Wollte ich eine Rede zum 250. Todestag Gottscheds halten, so musste ich, wenn ich der Tradition der Panegyrik folgte, gemäß den Regeln des genus demonstrativum4 bzw. der ‚epideiktischen Rede‘ die Aufmerksamkeit auf eine Leistung richten, deren Bedeutung es als plausibel erscheinen lässt, dass man sich auch in der Gegenwart daran erinnern soll und darf. Das schließt nicht aus, auch auf deren Grenzen hinzuweisen, denn in diesem Genus „kann die Person/der Gegenstand auf ein allgemein anerkanntes Ordnungsmodell oder Verhaltensideal verpflichtet werden, so daß sich Panegyrik und Kritik im Einzelfall durchaus vertragen“.5 Dieses Verhältnis von Panegyrik und Kritik, von laus und vituperatio,6 im Rahmen eines „Ordnungsmodells“ gilt es auch bei der Deutung von Gottscheds eigenen Reden im Auge zu behalten, und dabei bietet es sich an, sein Konzept von Redekunst mit alternativen Konzepten zu konfrontieren, die im 18. und im frühen 19. Jahrhundert formuliert worden sind: mit der – impliziten – Kritik an Gottscheds frühaufklärerischen Vorstellungen von der Wirkung der Rhetorik aus der Warte einer ‚selbstreflexiven Aufklärung‘,7 vorgeführt am Beispiel der in Christoph Martin Wielands Roman Geschichte des Agathon erzählten Versuche einer Redner-Figur, die trotz hoher moralischer Absichten und trotz exzellenter Redekunst ihre Ziele verfehlt (Kapitel II), und mit den Experimenten der Romantiker, mit denen sie angesichts des poetologischen Diskussionstandes um 1800 und der veränderten politischen Lage in der Zeit der Französischen Revolution und der Napoleonischen Kriege versucht haben, der Rhetorik einen neuen Platz im System der modernen bzw. ‚romantischen‘ Literatur zu erobern (Kapitel III und IV).
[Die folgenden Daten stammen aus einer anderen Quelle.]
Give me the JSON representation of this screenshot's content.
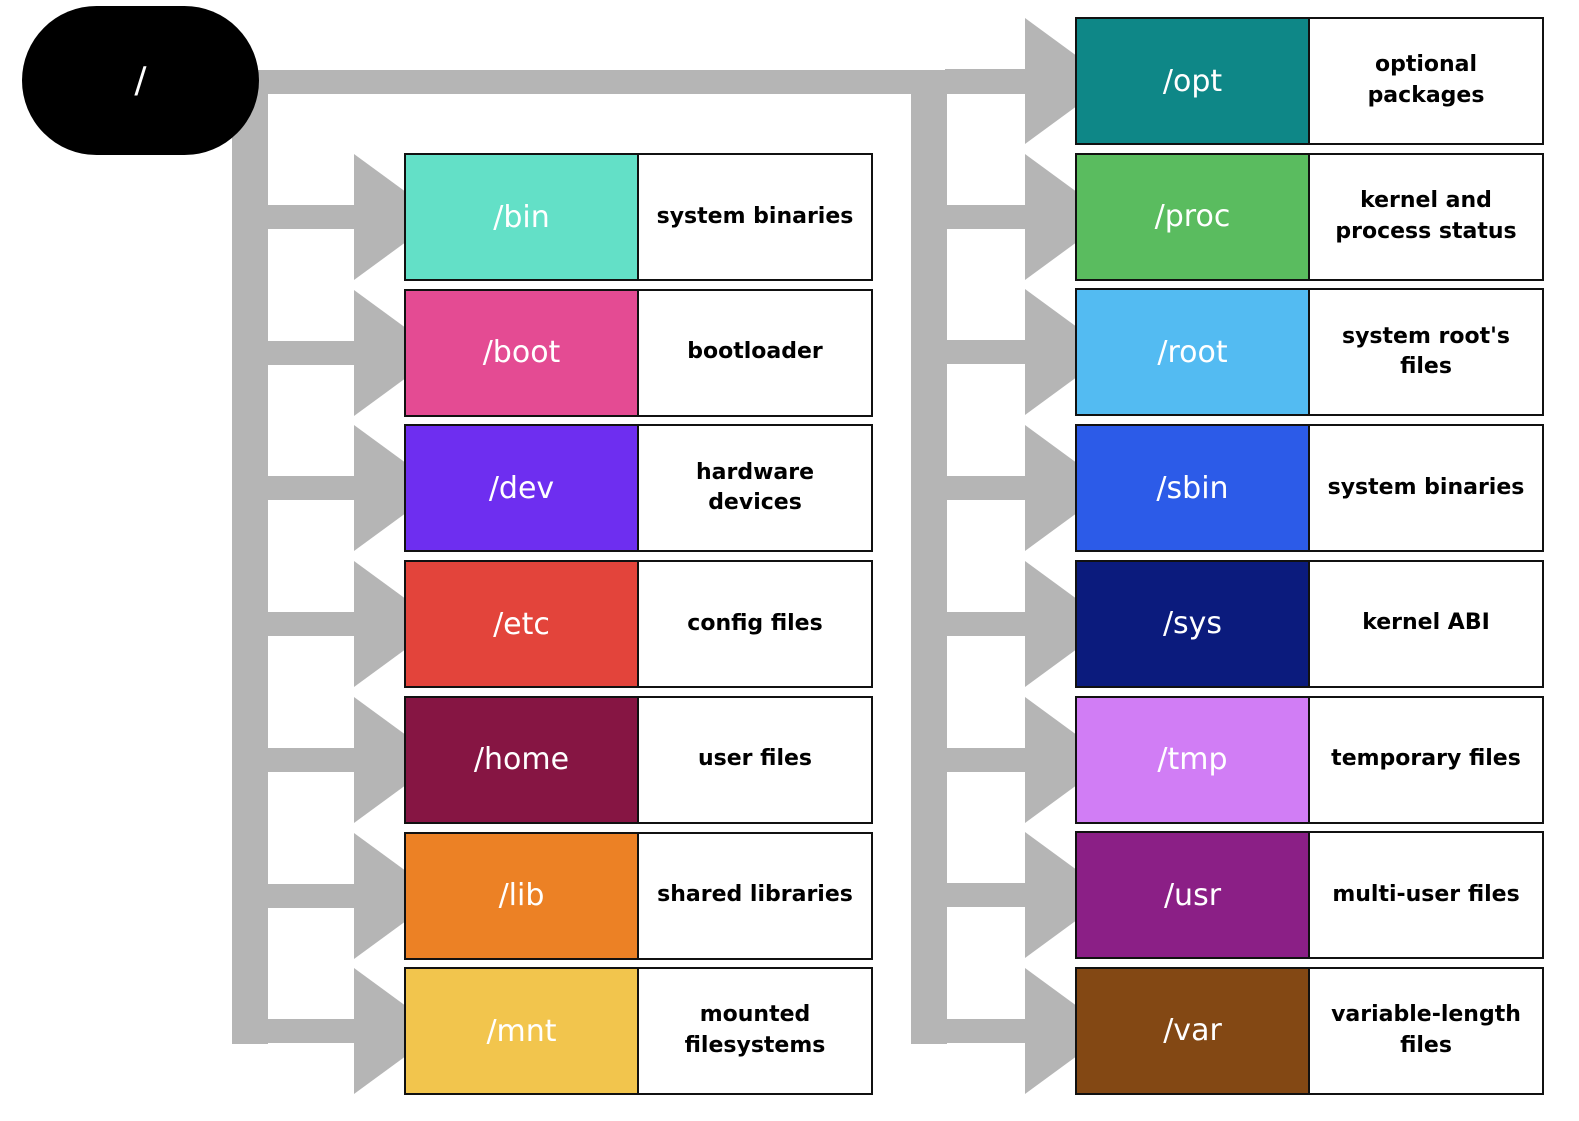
{
  "root": {
    "label": "/"
  },
  "left_column": [
    {
      "name": "/bin",
      "description": "system binaries",
      "color": "#63e0c7"
    },
    {
      "name": "/boot",
      "description": "bootloader",
      "color": "#e44b93"
    },
    {
      "name": "/dev",
      "description": "hardware devices",
      "color": "#6e2ef0"
    },
    {
      "name": "/etc",
      "description": "config files",
      "color": "#e3443b"
    },
    {
      "name": "/home",
      "description": "user files",
      "color": "#861543"
    },
    {
      "name": "/lib",
      "description": "shared libraries",
      "color": "#ec8125"
    },
    {
      "name": "/mnt",
      "description": "mounted filesystems",
      "color": "#f2c54d"
    }
  ],
  "right_column": [
    {
      "name": "/opt",
      "description": "optional packages",
      "color": "#0e8787"
    },
    {
      "name": "/proc",
      "description": "kernel and process status",
      "color": "#5abc5f"
    },
    {
      "name": "/root",
      "description": "system root's files",
      "color": "#53bbf2"
    },
    {
      "name": "/sbin",
      "description": "system binaries",
      "color": "#2c5be8"
    },
    {
      "name": "/sys",
      "description": "kernel ABI",
      "color": "#0b1b7d"
    },
    {
      "name": "/tmp",
      "description": "temporary files",
      "color": "#d17df5"
    },
    {
      "name": "/usr",
      "description": "multi-user files",
      "color": "#8b1f86"
    },
    {
      "name": "/var",
      "description": "variable-length files",
      "color": "#834814"
    }
  ],
  "connector_color": "#b5b5b5"
}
Mein Zugang zu einer Darstellung des Wandels der Redekunst im 18. und im frühen 19. Jahrhundert ist ‚problemgeschichtlich‘,8 d. h. ich deute schon Gottscheds Theorie und Praxis der ‚Beredsamkeit‘ als Versuch einer Antwort auf längerfristige, im Grunde seit der Entstehung der Rhetorik im antiken Griechenland virulente Legitimationsprobleme unter den spezifischen politischen und gesellschaftlichen Bedingungen der Neuzeit, und dies innerhalb der Voraussetzungen, unter denen Diskurse der Aufklärung sich in Deutschland im 18. Jahrhundert verbreiten und durchsetzen konnten. Im Kontext des Wandels dieser Bedingungen – sowohl der Entwicklung der Diskurse von Aufklärung und Romantik selbst, als auch der geschichtlichen Ereignisse – lassen sich die verschiedenen Konzepte von Rhetorik als unterschiedliche „Antworttypen auf Langzeitprobleme“,9 deuten, und da die Arbeit in einer breitangelegten Analyse der Antworten von Autoren der Romantik bzw. aus dem Umfeld der Romantik münden wird, kann sie auch gelesen und verstanden werden als Teilbeitrag zur Diskussion über das Verhältnis von Aufklärung und Romantik.10
Schon die Tatsache, dass in den einschlägigen Texten immer wieder implizit und explizit auf die Rhetorik der Antike verwiesen wird, nicht nur im Hinblick auf die dort thesaurierten Regelwerke, sondern auch auf die schon in den antiken Texten formulierten Diskussionen über die damit verbundenen Probleme, zeigt deutlich genug, dass die Autoren des 18. Jahrhunderts ihre Bemühungen als Arbeit an langfristigen Problemen aufgefasst haben, die sozusagen seit der ‚Erfindung‘ der Rhetorik im Raum standen. Das zentrale Problem, das schon in Platons Kritik an der sophistischen Rhetorik im Dialog Gorgias diskutiert wird und das bis heute aktuell geblieben ist, ist die Rechtfertigung einer sprachlichen Technik, die im Verdacht steht, die Adressaten zur Annahme auch von unwahren, unvernünftigen und moralisch fragwürdigen Meinungen überreden zu können. Die Frage ist: Kann es eine Rhetorik im Dienst von Vernunft, Wahrheit und Moral geben? Und: Wie lässt sich eine solche Kunst der ‚vernünftigen‘ Überredung von verantwortungsloser Manipulation unterscheiden? Als Antwort auf die beunruhigende Erkenntnis, dass es sich um eine wertfreie sprachliche Technik handelt, wurde schon in der Antike die Vorstellung eines moralisch integren Redners (vir bonus) entwickelt, der den richtigen Gebrauch dieses nicht ungefährlichen Mittels und damit die Legitimität der Rhetorik garantieren sollte, und diese Vorstellung wird auch in den Texten des 18. Jahrhunderts in verschiedenen Varianten wieder aufgegriffen. Da in diesen Rechtfertigungsversuchen aber in der Regel nicht unterschieden wird, ob der vir bonus eine Tatsache oder eine ideale Norm ist, erweisen sie sich als wenig überzeugend. In Wielands Rhetorik-Kritik wird deren Scheitern denn auch offen zur Sprache gebracht.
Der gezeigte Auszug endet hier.